We tried the junction without luck but then quickly moved on when we had no offers in our initial casts. We had a lot of water to cover and so we did not spend much time in the same spot. A few hundred meters below the junction we came into some fish. A precisely placed cast tight up against the far bank, 2 seconds and then a slow retrieve is deadly for the Huseyjarkvisl sea trout and that was exactly what enticed that first sea trout of about 60 cm to jump on the fly. Good start of the day. To make a long story short we ended up landing 51 fish on the two rods in 3 days of fishing. Of those 51 we had 2 salmon and the rest were either brown trout or sea trout. Of these 51 fish 32 were over 50 cm including fish at 74, 75 and 77 cm. The last morning we finished the fishing trip at pool 21, a pool that since has become one of my favorites in the river. I was fishing a 24 foot, 300 grain sink tip line and a deadly streamer pattern called Dyrbitur. The name of the game on the Huseyjarkvisl is to get your fly as close to the far bank as possible as very often the big sea trout sit in deep runs by high, undercut banks.
About half way down the run one cast landed particularly nicely right where I wanted it. You know how some casts just feel so perfect you almost know it‘s the winner. Fly landed and I gave it the mandatory 2 seconds to sink before starting that slow retrieve. Second pull and the fly line was ripped from my hands. Right hand raised the rod tip while the left one fumbled for the fly line. Hook set, explosion, screaming reel and big fish. This is what I love about sea trout fishing. After a long hard fight up and down the run and with good help from my father we managed to land the fish. It turned out to be a stunning bar of silver at 74 cm in length but a whopping 46 cm in girth. Not my longest but definitely my heaviest ever sea trout.
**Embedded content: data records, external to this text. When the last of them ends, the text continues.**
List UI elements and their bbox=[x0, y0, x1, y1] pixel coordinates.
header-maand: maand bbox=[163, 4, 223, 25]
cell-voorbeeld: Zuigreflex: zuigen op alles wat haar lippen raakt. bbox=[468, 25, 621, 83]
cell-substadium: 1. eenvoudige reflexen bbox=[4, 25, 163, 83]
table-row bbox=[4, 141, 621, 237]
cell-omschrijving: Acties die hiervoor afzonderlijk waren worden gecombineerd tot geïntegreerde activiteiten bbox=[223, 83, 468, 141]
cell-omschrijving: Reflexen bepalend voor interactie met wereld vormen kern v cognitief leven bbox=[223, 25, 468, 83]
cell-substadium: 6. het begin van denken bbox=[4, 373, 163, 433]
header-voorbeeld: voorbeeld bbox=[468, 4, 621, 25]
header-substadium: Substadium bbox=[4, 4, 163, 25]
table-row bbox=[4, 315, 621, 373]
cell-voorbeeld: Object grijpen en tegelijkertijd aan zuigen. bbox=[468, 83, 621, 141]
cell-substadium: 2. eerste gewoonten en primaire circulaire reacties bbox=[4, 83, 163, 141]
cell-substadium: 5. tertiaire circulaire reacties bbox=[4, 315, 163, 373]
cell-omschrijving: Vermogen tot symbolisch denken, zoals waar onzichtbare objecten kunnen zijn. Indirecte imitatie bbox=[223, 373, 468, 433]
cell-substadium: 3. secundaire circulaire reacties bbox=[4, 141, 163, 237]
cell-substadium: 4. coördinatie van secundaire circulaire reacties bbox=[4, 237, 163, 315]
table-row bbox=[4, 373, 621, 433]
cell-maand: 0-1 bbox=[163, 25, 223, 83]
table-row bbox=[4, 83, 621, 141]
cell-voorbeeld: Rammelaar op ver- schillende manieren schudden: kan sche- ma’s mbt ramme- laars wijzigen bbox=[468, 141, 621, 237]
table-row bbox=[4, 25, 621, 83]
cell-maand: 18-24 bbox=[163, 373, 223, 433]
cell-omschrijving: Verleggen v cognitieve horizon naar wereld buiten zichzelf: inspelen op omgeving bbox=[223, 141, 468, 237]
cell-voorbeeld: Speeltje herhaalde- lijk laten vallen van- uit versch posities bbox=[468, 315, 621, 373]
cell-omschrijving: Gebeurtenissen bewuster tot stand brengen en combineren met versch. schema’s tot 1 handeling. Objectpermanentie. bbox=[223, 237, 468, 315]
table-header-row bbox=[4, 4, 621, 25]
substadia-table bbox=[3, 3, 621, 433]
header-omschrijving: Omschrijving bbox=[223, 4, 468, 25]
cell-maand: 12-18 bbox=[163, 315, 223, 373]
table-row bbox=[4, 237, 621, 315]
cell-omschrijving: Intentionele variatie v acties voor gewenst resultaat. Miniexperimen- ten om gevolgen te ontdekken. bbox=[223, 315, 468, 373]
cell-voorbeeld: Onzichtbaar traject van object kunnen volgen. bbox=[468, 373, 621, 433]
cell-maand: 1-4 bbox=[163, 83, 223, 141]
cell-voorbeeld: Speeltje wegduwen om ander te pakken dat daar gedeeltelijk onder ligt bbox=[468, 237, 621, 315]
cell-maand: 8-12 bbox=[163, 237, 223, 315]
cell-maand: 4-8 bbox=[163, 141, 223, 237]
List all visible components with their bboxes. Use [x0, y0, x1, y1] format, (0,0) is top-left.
I now have pretty much all of September booked up on the Huseyjarkvisl River as well as seven days in April, four of which I fish myself. It is the trip I dream about all year and look forward to from the minute I drive away on the last day until I pull up to the lodge the following year. My September days I now use for my clients and we have pretty much all the spots booked up at least a year in advance. My biggest sea trout landed on the Huseyjarkvisl is an 82 cm hen fish caught in April 2011 but in April this year I lost a magnificent beast.
Fishing with an 8 weight fast action rod this fish got my completely beat. Never have I ever had runs this fast nor strong and never have I ever had anything as heavy on the end of my line. After 25 minutes of fighting it I made a mistake and the fish was gone. Now all I have to do is wait my time, endure the Icelandic winter and be ready for it in April 2013. We have unfinished business.
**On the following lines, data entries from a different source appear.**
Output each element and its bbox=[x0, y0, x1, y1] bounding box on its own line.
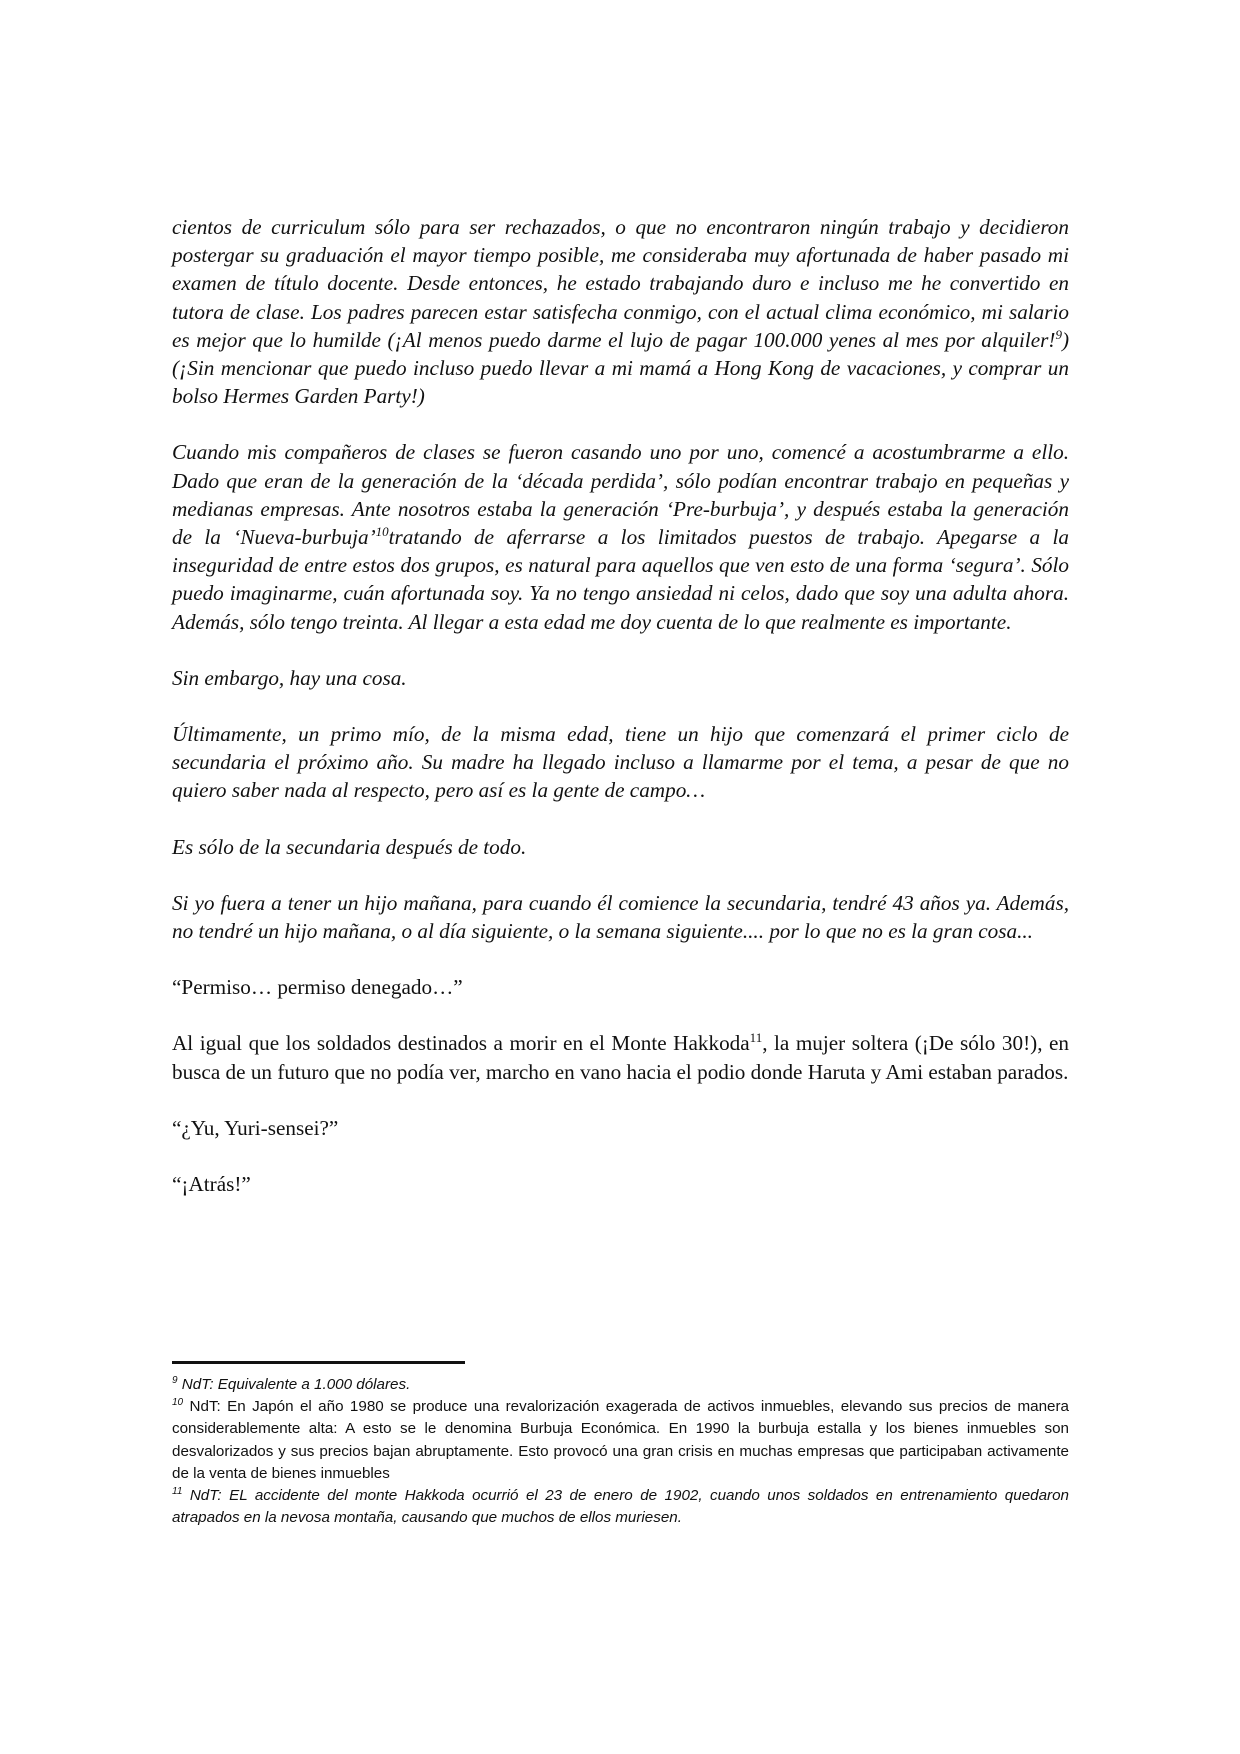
footnote-separator bbox=[172, 1361, 465, 1364]
paragraph-text: “¿Yu, Yuri-sensei?” bbox=[172, 1115, 339, 1140]
paragraph-text: “Permiso… permiso denegado…” bbox=[172, 975, 463, 1000]
paragraph bbox=[172, 889, 1069, 945]
paragraph bbox=[172, 664, 1069, 692]
footnote-reference: 11 bbox=[749, 1030, 763, 1046]
paragraph-text: ) (¡Sin mencionar que puedo incluso puedo llevar a mi mamá a Hong Kong de vacaciones, y comprar un bolso Hermes Garden Party!) bbox=[172, 327, 1069, 409]
paragraph bbox=[172, 973, 1069, 1001]
footnote-text: NdT: En Japón el año 1980 se produce una revalorización exagerada de activos inmuebles, elevando sus precios de manera considerablemente alta: A esto se le denomina Burbuja Económica. En 1990 la burbuja estalla y los bienes inmuebles son desvalorizados y sus precios bajan abruptamente. Esto provocó una gran crisis en muchas empresas que participaban activamente de la venta de bienes inmuebles bbox=[172, 1398, 1069, 1482]
paragraph bbox=[172, 438, 1069, 635]
paragraph-text: “¡Atrás!” bbox=[172, 1172, 251, 1197]
paragraph-text: Al igual que los soldados destinados a morir en el Monte Hakkoda bbox=[172, 1031, 750, 1056]
paragraph-text: Cuando mis compañeros de clases se fueron casando uno por uno, comencé a acostumbrarme a ello. Dado que eran de la generación de la ‘década perdida’, sólo podían encontrar trabajo en pequeñas y medianas empresas. Ante nosotros estaba la generación ‘Pre-burbuja’, y después estaba la generación de la ‘Nueva-burbuja’ bbox=[172, 440, 1069, 550]
footnote-reference: 9 bbox=[1055, 326, 1062, 342]
paragraph bbox=[172, 213, 1069, 410]
paragraph bbox=[172, 1170, 1069, 1198]
footnote-number: 9 bbox=[172, 1374, 178, 1386]
paragraph-text: Últimamente, un primo mío, de la misma edad, tiene un hijo que comenzará el primer ciclo de secundaria el próximo año. Su madre ha llegado incluso a llamarme por el tema, a pesar de que no quiero saber nada al respecto, pero así es la gente de campo… bbox=[172, 722, 1069, 803]
footnote bbox=[172, 1374, 1069, 1396]
paragraph-text: Sin embargo, hay una cosa. bbox=[172, 665, 407, 690]
paragraph bbox=[172, 1029, 1069, 1085]
paragraph bbox=[172, 720, 1069, 805]
paragraph-text: , la mujer soltera (¡De sólo 30!), en busca de un futuro que no podía ver, marcho en vano hacia el podio donde Haruta y Ami estaban parados. bbox=[172, 1031, 1069, 1084]
footnote-reference: 10 bbox=[375, 523, 389, 539]
paragraph-text: tratando de aferrarse a los limitados puestos de trabajo. Apegarse a la inseguridad de entre estos dos grupos, es natural para aquellos que ven esto de una forma ‘segura’. Sólo puedo imaginarme, cuán afortunada soy. Ya no tengo ansiedad ni celos, dado que soy una adulta ahora. Además, sólo tengo treinta. Al llegar a esta edad me doy cuenta de lo que realmente es importante. bbox=[172, 525, 1070, 634]
paragraph-text: Es sólo de la secundaria después de todo. bbox=[172, 834, 527, 859]
footnotes bbox=[172, 1374, 1069, 1529]
footnote-text: NdT: Equivalente a 1.000 dólares. bbox=[177, 1376, 411, 1393]
footnote-text: NdT: EL accidente del monte Hakkoda ocurrió el 23 de enero de 1902, cuando unos soldados en entrenamiento quedaron atrapados en la nevosa montaña, causando que muchos de ellos muriesen. bbox=[172, 1487, 1069, 1527]
paragraph-text: Si yo fuera a tener un hijo mañana, para cuando él comience la secundaria, tendré 43 años ya. Además, no tendré un hijo mañana, o al día siguiente, o la semana siguiente.... por lo que no es la gran cosa... bbox=[172, 890, 1069, 944]
footnote-number: 11 bbox=[172, 1485, 183, 1497]
paragraph-text: cientos de curriculum sólo para ser rechazados, o que no encontraron ningún trabajo y decidieron postergar su graduación el mayor tiempo posible, me consideraba muy afortunada de haber pasado mi examen de título docente. Desde entonces, he estado trabajando duro e incluso me he convertido en tutora de clase. Los padres parecen estar satisfecha conmigo, con el actual clima económico, mi salario es mejor que lo humilde (¡Al menos puedo darme el lujo de pagar 100.000 yenes al mes por alquiler! bbox=[172, 215, 1069, 352]
footnote bbox=[172, 1485, 1069, 1529]
footnote-number: 10 bbox=[172, 1397, 184, 1409]
body-text bbox=[172, 213, 1069, 1226]
paragraph bbox=[172, 1114, 1069, 1142]
paragraph bbox=[172, 833, 1069, 861]
footnote bbox=[172, 1396, 1069, 1485]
The future is bright for the Huseyjarkvisl River because it is highly unlikely the rules on the river will chance from now on. We are likely to see all fish caught in the river released safely to spawn, go back to sea, grow and come back even bigger for years to come. I hope someday I‘ll be able to take my children fishing there and show them the magic of sea trout fishing.
I also hope that someday soon the managers of the other sea trout rivers in Iceland will wake up and change the rules of fishing there so more and more rivers in Iceland can reach their full potential for sea trout fishing. I hope more and more people will be able to experience what I have been fortunate enough to experience on the Huseyjarkvisl and can hardly be explained with words. That magic of sea trout fishing, those amazing animals that can be so unpredictable and fussy one day but then so aggressive and willing the next. I hope I get to spend my lifetime chasing these fish and try and understand them.